Afganistan und der Irak sind keine Orte für Europäer
Stellt man diese Entwicklung in Rechnung, so wird an einer raschen Heimholung deutscher Truppen aus Afghanistan wohl kein Weg vorbeiführen. Außer die Verantwortlichen nehmen Attentate billigend in Kauf. Die geopolitischen Interessen, die Deutschland oder Europa dort haben könnten, sind minimal und den Truppeneinsatz nicht wert. Nicht einmal dem Opiumanbau wird Einhalt geboten, der unter den Augen und dem Schutz der Bundeswehr bestens floriert.

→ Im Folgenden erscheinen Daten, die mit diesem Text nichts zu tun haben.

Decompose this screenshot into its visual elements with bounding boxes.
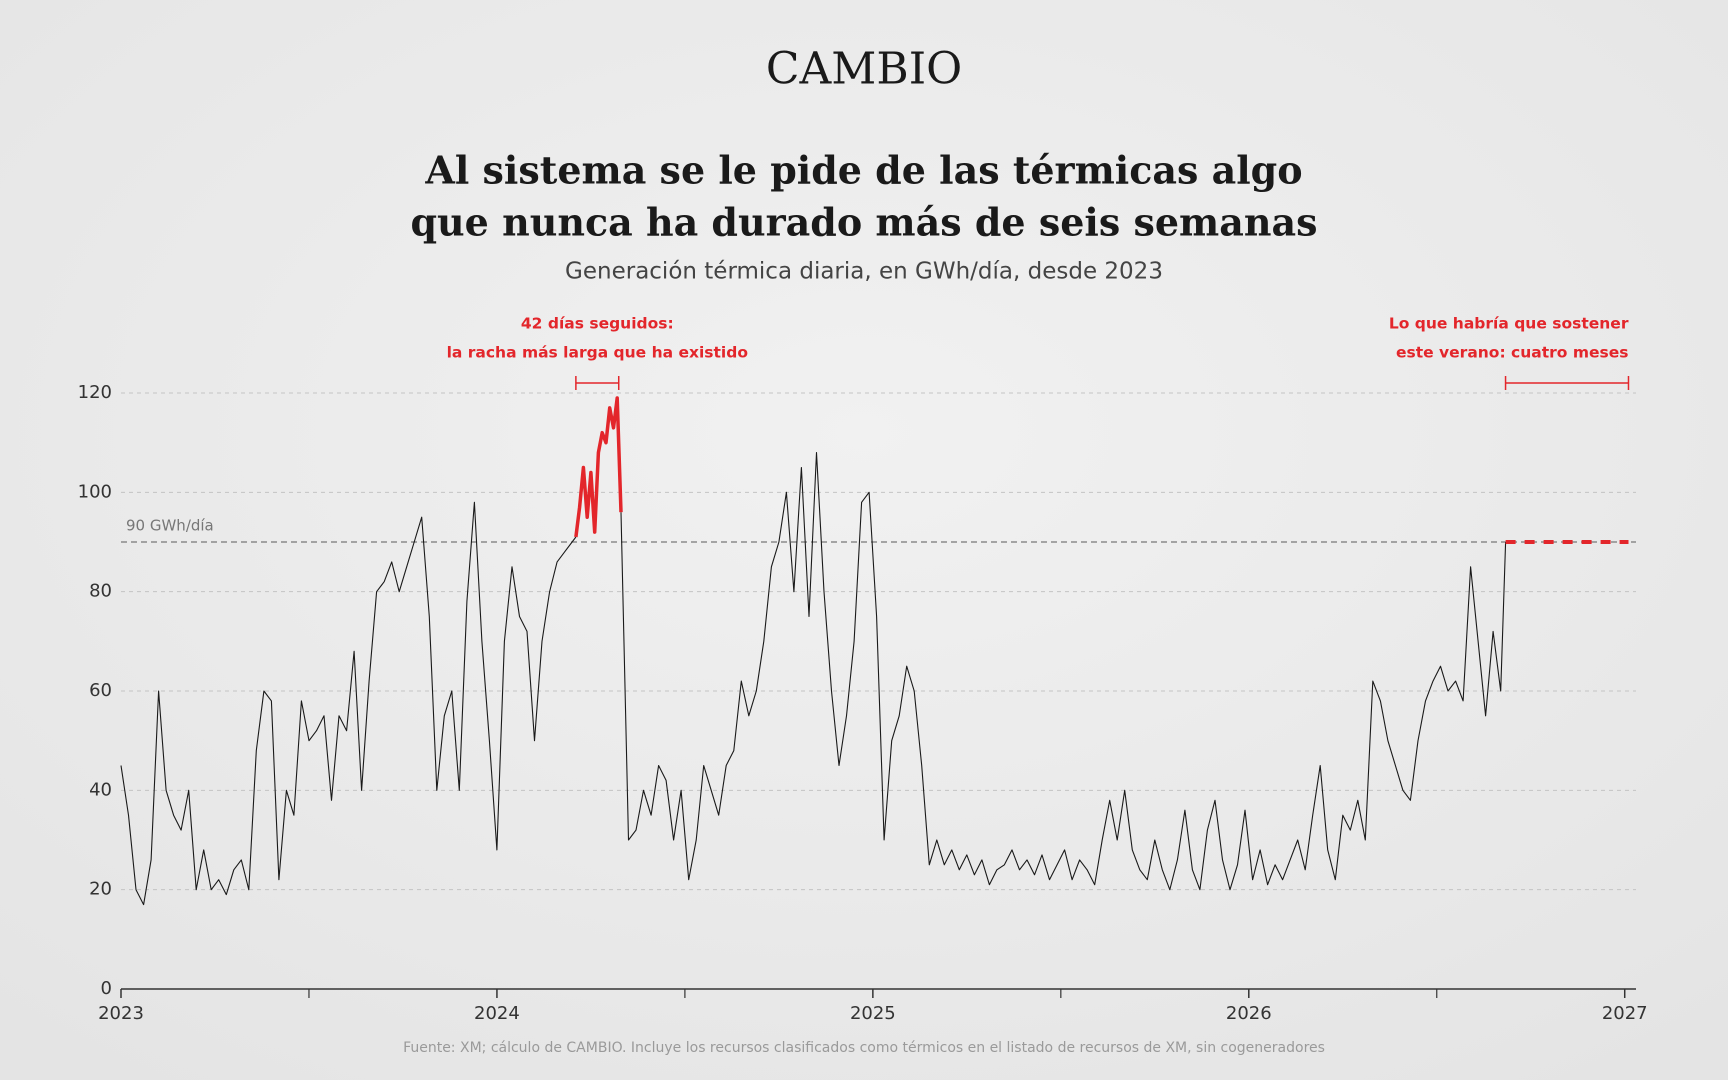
x-tick-label: 2025 [850, 1003, 896, 1024]
y-tick-label: 120 [78, 382, 112, 403]
chart-title: Al sistema se le pide de las térmicas al… [424, 148, 1302, 193]
series-line [574, 396, 623, 538]
annotation-text: la racha más larga que ha existido [447, 344, 748, 362]
y-tick-label: 20 [89, 879, 112, 900]
series-line [120, 452, 1507, 906]
brand: CAMBIO [766, 44, 962, 95]
y-tick-label: 80 [89, 581, 112, 602]
x-tick-label: 2026 [1226, 1003, 1272, 1024]
annotation-text: 42 días seguidos: [521, 315, 674, 333]
y-tick-label: 40 [89, 779, 112, 800]
y-tick-label: 100 [78, 481, 112, 502]
source-note: Fuente: XM; cálculo de CAMBIO. Incluye l… [403, 1040, 1325, 1056]
y-tick-label: 60 [89, 680, 112, 701]
x-tick-label: 2027 [1602, 1003, 1648, 1024]
reference-label: 90 GWh/día [126, 517, 214, 535]
chart-subtitle: Generación térmica diaria, en GWh/día, d… [565, 259, 1163, 285]
annotation-text: este verano: cuatro meses [1396, 344, 1628, 362]
x-tick-label: 2024 [474, 1003, 520, 1024]
y-tick-label: 0 [101, 978, 112, 999]
annotation-text: Lo que habría que sostener [1389, 315, 1629, 333]
x-tick-label: 2023 [98, 1003, 144, 1024]
chart-title: que nunca ha durado más de seis semanas [410, 200, 1317, 245]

Afghanistan ist kein Ort für Europäer, auch wenn Herr Fischer das anders sieht und den Bushies inzwischen schon wieder nach dem Mund redet. Weder gibt es dort Öl noch sind wir dem Land kulturell oder traditionell besonders verbunden. Und auch im Irak oder in den umliegenden arabischen Staaten gibt es für Europäer wenig zu holen. Warum sollten wir das Unmögliche wollen, das Leben unserer Jungs riskieren und der Region unsere Art zu leben aufpressen? Das müssen die Menschen, wenn sie es denn wollen, schon selbst besorgen und ihre Regierungen abservieren. Das Öl, das sie haben und das wir bekanntlich haben möchten, werden sie auch so verkaufen. Schließlich können sie es nicht trinken und wollen es, im Gegentausch, gegen harte Devisen verkaufen.

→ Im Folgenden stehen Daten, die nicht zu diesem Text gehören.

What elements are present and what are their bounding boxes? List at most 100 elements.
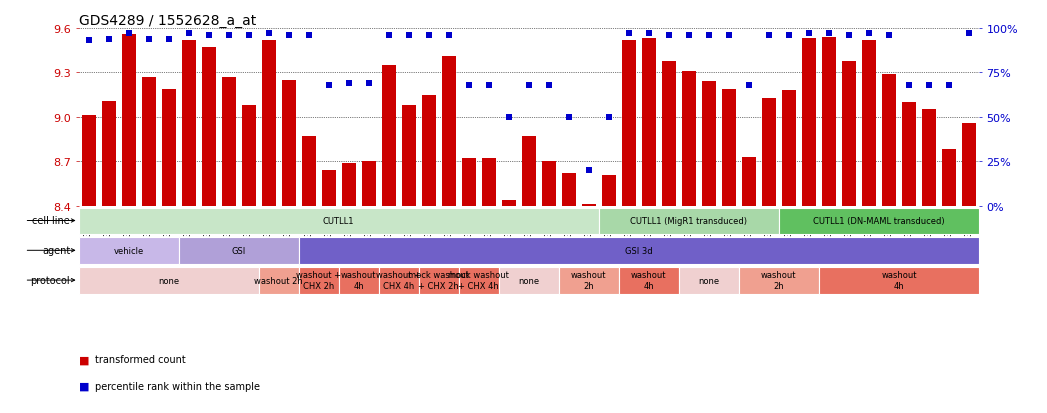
Text: vehicle: vehicle <box>113 246 143 255</box>
Bar <box>779 208 979 234</box>
Bar <box>361 162 376 206</box>
Bar <box>582 204 596 206</box>
Point <box>220 33 237 39</box>
Point <box>380 33 397 39</box>
Point <box>441 33 458 39</box>
Bar <box>602 175 616 206</box>
Point <box>120 31 137 38</box>
Text: protocol: protocol <box>30 275 70 285</box>
Bar <box>962 123 976 206</box>
Point <box>940 82 957 89</box>
Point <box>861 31 877 38</box>
Point <box>600 114 617 121</box>
Bar <box>819 268 979 294</box>
Bar <box>862 41 876 206</box>
Point <box>661 33 677 39</box>
Bar <box>482 159 495 206</box>
Point <box>580 167 597 174</box>
Point <box>500 114 517 121</box>
Bar <box>419 268 459 294</box>
Text: washout +
CHX 4h: washout + CHX 4h <box>376 271 421 290</box>
Text: washout
4h: washout 4h <box>341 271 377 290</box>
Text: ■: ■ <box>79 354 89 364</box>
Point <box>881 33 897 39</box>
Bar <box>262 41 275 206</box>
Bar <box>498 268 559 294</box>
Point <box>700 33 717 39</box>
Point <box>920 82 937 89</box>
Bar <box>79 238 179 264</box>
Bar <box>882 75 896 206</box>
Bar <box>379 268 419 294</box>
Text: CUTLL1 (MigR1 transduced): CUTLL1 (MigR1 transduced) <box>630 216 748 225</box>
Bar <box>682 72 696 206</box>
Text: washout 2h: washout 2h <box>254 276 303 285</box>
Bar <box>341 163 356 206</box>
Bar <box>422 95 436 206</box>
Bar <box>79 208 599 234</box>
Point <box>841 33 857 39</box>
Point <box>101 36 117 43</box>
Text: washout
2h: washout 2h <box>571 271 606 290</box>
Bar <box>222 78 236 206</box>
Point <box>481 82 497 89</box>
Text: percentile rank within the sample: percentile rank within the sample <box>95 381 261 391</box>
Bar <box>338 268 379 294</box>
Bar <box>842 62 855 206</box>
Bar <box>382 66 396 206</box>
Bar <box>298 268 338 294</box>
Bar <box>678 268 739 294</box>
Point <box>360 81 377 87</box>
Text: transformed count: transformed count <box>95 354 186 364</box>
Point <box>340 81 357 87</box>
Text: CUTLL1: CUTLL1 <box>322 216 354 225</box>
Bar <box>121 35 135 206</box>
Bar <box>622 41 636 206</box>
Bar <box>298 238 979 264</box>
Text: ■: ■ <box>79 381 89 391</box>
Text: mock washout
+ CHX 4h: mock washout + CHX 4h <box>448 271 509 290</box>
Bar <box>739 268 819 294</box>
Bar <box>562 173 576 206</box>
Point <box>560 114 577 121</box>
Bar <box>282 81 295 206</box>
Text: GDS4289 / 1552628_a_at: GDS4289 / 1552628_a_at <box>79 14 255 28</box>
Text: none: none <box>698 276 719 285</box>
Text: agent: agent <box>42 246 70 256</box>
Bar <box>762 98 776 206</box>
Text: washout
4h: washout 4h <box>882 271 917 290</box>
Bar <box>202 48 216 206</box>
Point <box>281 33 297 39</box>
Point <box>140 36 157 43</box>
Bar <box>321 171 336 206</box>
Bar <box>181 41 196 206</box>
Point <box>420 33 437 39</box>
Text: GSI 3d: GSI 3d <box>625 246 652 255</box>
Point <box>160 36 177 43</box>
Point <box>180 31 197 38</box>
Point <box>540 82 557 89</box>
Bar <box>259 268 298 294</box>
Bar <box>462 159 475 206</box>
Bar <box>302 137 315 206</box>
Bar <box>922 110 936 206</box>
Bar <box>742 157 756 206</box>
Bar <box>82 116 95 206</box>
Point <box>960 31 977 38</box>
Point <box>801 31 818 38</box>
Bar <box>662 62 675 206</box>
Text: GSI: GSI <box>231 246 246 255</box>
Bar <box>822 38 836 206</box>
Bar <box>541 162 556 206</box>
Bar <box>642 39 655 206</box>
Bar <box>559 268 619 294</box>
Bar <box>79 268 259 294</box>
Bar <box>442 57 455 206</box>
Text: mock washout
+ CHX 2h: mock washout + CHX 2h <box>408 271 469 290</box>
Point <box>461 82 477 89</box>
Text: washout +
CHX 2h: washout + CHX 2h <box>296 271 341 290</box>
Text: none: none <box>518 276 539 285</box>
Point <box>320 82 337 89</box>
Point <box>240 33 257 39</box>
Text: cell line: cell line <box>32 216 70 226</box>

Eine solche Rückholaktion hätte aber auch nichts mit "Weckducken" (Miriam Lau: Wegducken nützt nichts oder "wohlgefälligem Verhalten" Terroristen gegenüber zu tun (Stefan Kornelius: "Alle Opfer sind gleich", Süddeutschen Zeitung vom 15.3.04), sondern eher mit Einsicht, Vernunft und Überlegung, mit rationaler Entscheidung und der Amtspflicht eines Bundeskanzlers, der bei seinem Amtsantritt unter anderem geschworen hat, alles zu tun, was Schaden vom Land abwendet. Herfried Münkler ist ausnahmsweise einmal zuzustimmen, wenn er gestern in Der Welt schrieb:
Es spricht vieles dafür, dass Terroranschläge, wie die von Madrid, in den kommenden Jahren zu einem Begleiter unseres Lebens werden.

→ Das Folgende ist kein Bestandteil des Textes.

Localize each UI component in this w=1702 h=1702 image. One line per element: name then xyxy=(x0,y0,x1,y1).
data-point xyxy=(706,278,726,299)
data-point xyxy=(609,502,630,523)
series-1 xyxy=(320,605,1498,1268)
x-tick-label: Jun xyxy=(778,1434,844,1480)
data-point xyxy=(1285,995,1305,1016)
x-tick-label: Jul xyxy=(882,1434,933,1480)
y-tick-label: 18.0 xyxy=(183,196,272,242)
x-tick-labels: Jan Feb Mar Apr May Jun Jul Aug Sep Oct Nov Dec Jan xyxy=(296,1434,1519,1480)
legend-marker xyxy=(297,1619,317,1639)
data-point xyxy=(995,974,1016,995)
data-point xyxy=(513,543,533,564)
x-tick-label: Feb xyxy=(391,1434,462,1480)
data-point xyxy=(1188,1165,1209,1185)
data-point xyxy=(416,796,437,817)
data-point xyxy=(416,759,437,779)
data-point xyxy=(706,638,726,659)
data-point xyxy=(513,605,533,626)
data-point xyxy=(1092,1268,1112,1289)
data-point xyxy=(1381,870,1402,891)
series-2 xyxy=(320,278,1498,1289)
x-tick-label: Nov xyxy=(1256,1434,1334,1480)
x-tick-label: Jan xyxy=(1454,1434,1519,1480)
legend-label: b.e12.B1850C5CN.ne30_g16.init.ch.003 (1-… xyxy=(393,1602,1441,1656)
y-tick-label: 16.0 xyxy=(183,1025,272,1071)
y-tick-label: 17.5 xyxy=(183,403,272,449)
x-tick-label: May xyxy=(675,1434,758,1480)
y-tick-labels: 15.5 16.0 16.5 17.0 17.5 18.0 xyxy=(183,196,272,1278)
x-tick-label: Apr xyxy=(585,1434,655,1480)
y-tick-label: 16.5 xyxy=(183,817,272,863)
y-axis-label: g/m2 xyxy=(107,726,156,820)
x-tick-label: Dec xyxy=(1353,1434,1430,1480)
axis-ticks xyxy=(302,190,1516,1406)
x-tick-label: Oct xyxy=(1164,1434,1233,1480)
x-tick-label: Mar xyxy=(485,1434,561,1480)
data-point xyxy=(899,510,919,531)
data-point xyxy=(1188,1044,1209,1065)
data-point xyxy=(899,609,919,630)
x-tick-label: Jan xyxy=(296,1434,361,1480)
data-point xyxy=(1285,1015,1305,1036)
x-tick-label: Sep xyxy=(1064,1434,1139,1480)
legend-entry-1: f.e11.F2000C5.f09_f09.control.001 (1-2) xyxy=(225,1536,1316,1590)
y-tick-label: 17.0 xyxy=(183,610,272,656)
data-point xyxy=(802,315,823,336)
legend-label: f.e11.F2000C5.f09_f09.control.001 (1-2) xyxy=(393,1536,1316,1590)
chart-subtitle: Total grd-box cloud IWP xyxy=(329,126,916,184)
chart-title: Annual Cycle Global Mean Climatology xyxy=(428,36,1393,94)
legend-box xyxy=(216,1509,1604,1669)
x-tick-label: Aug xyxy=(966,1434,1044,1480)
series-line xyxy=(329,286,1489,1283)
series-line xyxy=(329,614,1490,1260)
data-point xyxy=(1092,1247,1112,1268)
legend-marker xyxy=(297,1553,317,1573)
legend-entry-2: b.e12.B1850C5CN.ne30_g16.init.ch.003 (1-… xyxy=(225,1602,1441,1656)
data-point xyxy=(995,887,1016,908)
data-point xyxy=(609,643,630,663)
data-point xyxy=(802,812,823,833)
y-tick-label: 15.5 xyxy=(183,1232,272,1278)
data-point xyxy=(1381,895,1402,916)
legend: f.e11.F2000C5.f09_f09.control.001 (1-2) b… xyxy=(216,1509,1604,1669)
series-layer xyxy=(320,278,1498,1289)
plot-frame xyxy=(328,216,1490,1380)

Dass das Terror-Netzwerk oder die mit ihm lose verbundenen autonomen Gruppen solch "honoriges" Verhalten auch belohnen, ist ein unvermeidlicher Nebeneffekt dieses Abzugs. Auch wenn das Netzwerk (wie im Übrigen Bush und Blair) streng nach alteuropäischen politischen Kategorien unterscheidet und die Welt nach Freund und Feind, nach Willigen und Unwilligen sortiert, heißt das noch lange nicht, dass Deutschland dann automatisch zum "Freund" des "Netzwerkes" avancieren wird. Er würde eher signalisieren, dass "Regierungen, die nicht in der Lage sind, ihre urbanen Ballungsräume zuverlässig zu schützen, nach Möglichkeit, nicht ins Visier terroristischer Gruppen geraten wollen", so Herfried Münkler weiter (Verwüstung statt Propaganda). Dies auszuschließen, ist eigentlich die Pflicht von Regierungen. Dafür sind sie von ihren Bevölkerungen auch gewählt worden.